Not involved in reverse cholesterol transport


Health Impact on Arteries

Can help keep arteries clear and flexible

Can lead to hardening and narrowing of arteries


Oxidation Susceptibility

Less susceptible to oxidation

More susceptible to oxidation


Genetic Disorders

Low HDL levels associated with certain genetic disorders

Elevated LDL levels associated with certain genetic disorders


Dietary Impact

Can be improved by healthy dietary choices

Can be worsened by unhealthy dietary choices


Cardiovascular Event Risk

Inversely related to cardiovascular event risk

Directly related to cardiovascular event risk


Impact on Plaque Stability

May stabilize plaque in arteries

May contribute to unstable plaque


Medical Interventions

Often associated with positive outcomes

Focus of interventions to lower levels

Also Read: B Cells vs T Cells- Definition and 25 Key Differences

Frequently Asked Questions (FAQs)

What role does LDL cholesterol play in the body?
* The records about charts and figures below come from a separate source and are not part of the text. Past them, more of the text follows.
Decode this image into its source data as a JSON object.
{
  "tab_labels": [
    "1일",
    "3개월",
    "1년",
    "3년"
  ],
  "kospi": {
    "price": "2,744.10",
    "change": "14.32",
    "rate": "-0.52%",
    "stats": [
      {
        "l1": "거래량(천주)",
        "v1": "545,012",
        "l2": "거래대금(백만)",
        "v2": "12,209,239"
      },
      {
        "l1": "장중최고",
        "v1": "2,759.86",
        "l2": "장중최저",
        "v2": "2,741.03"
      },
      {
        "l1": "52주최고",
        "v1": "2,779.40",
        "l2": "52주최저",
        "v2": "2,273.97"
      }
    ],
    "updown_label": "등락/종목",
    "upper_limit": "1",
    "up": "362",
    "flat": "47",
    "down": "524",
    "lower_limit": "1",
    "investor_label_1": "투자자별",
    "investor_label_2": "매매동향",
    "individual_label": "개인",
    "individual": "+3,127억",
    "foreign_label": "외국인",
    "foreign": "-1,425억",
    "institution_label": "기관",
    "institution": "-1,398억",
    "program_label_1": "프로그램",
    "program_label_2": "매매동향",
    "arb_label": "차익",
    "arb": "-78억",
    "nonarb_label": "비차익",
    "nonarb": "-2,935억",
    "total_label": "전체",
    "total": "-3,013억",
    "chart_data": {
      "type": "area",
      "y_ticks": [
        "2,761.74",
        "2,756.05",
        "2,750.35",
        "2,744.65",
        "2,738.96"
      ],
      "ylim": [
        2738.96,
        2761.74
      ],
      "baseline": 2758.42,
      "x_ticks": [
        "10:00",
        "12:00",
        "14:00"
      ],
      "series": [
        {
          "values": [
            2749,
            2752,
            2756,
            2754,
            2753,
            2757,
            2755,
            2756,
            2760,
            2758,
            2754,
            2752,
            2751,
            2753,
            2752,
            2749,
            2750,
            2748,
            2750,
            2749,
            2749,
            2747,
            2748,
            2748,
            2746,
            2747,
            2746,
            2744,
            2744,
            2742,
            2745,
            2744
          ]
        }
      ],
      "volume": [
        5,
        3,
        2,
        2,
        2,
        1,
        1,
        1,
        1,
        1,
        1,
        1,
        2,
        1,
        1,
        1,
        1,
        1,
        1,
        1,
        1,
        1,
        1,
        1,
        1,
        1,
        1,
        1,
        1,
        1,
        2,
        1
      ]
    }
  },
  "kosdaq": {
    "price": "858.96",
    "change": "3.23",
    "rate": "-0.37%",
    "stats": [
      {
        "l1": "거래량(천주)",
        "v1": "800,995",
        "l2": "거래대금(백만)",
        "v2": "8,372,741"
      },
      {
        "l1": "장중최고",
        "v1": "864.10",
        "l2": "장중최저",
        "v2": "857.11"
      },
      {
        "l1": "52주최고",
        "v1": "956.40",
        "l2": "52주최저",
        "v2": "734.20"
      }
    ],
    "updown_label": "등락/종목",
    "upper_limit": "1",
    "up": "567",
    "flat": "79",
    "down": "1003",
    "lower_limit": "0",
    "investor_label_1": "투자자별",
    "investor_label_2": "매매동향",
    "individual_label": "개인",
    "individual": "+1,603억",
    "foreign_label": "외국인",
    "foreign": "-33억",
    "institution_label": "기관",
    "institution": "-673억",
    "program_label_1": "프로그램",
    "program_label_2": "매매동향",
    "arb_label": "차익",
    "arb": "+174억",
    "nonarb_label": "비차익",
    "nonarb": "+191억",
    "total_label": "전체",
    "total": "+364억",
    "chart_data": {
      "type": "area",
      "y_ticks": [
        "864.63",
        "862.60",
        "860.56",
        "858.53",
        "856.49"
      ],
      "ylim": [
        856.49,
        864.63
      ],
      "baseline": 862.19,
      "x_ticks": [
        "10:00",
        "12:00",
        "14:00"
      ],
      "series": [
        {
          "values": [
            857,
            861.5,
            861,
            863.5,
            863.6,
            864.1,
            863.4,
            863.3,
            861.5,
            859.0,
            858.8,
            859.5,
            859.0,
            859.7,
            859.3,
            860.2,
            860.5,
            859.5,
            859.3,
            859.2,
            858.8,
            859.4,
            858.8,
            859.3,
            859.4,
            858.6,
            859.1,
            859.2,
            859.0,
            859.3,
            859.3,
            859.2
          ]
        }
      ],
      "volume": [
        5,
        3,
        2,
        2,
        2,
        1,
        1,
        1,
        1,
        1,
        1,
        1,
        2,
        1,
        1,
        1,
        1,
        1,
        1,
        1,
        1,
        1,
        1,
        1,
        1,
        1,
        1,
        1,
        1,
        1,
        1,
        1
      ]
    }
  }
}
LDL cholesterol transports cholesterol from the liver to cells all over the body. When LDL cholesterol levels are high or oxidised, it can cause plaque to build in arteries, narrowing them and raising the risk of heart disease.

What is a normal HDL cholesterol level?

A greater amount of HDL cholesterol in adults is typically thought to be preferable. A HDL level of 60 mg/dL or more is commonly thought to be protective against heart disease, whereas values less than 40 mg/dL (for men) and 50 mg/dL (for women) may be associated with an elevated risk.

What is a normal LDL cholesterol level?

The ideal level of LDL cholesterol varies according to an individual’s risk factors. Lower levels are generally preferable. A LDL level of less than 100 mg/dL is advised for persons at low risk. A LDL level of less than 70 mg/dL may be sought for people at higher risk, particularly those with pre-existing cardiac problems.

What can I do to increase my HDL cholesterol?

HDL levels are heavily influenced by lifestyle variables. Regular exercise, eating healthy fats (such as those found in olive oil, avocados, and almonds), and minimising trans fats can all help improve HDL levels.

Does genetics have an impact on cholesterol levels?

Yes, genetics do influence how your body processes cholesterol. Even if they live a healthy lifestyle, some people may have a genetic susceptibility to high cholesterol levels.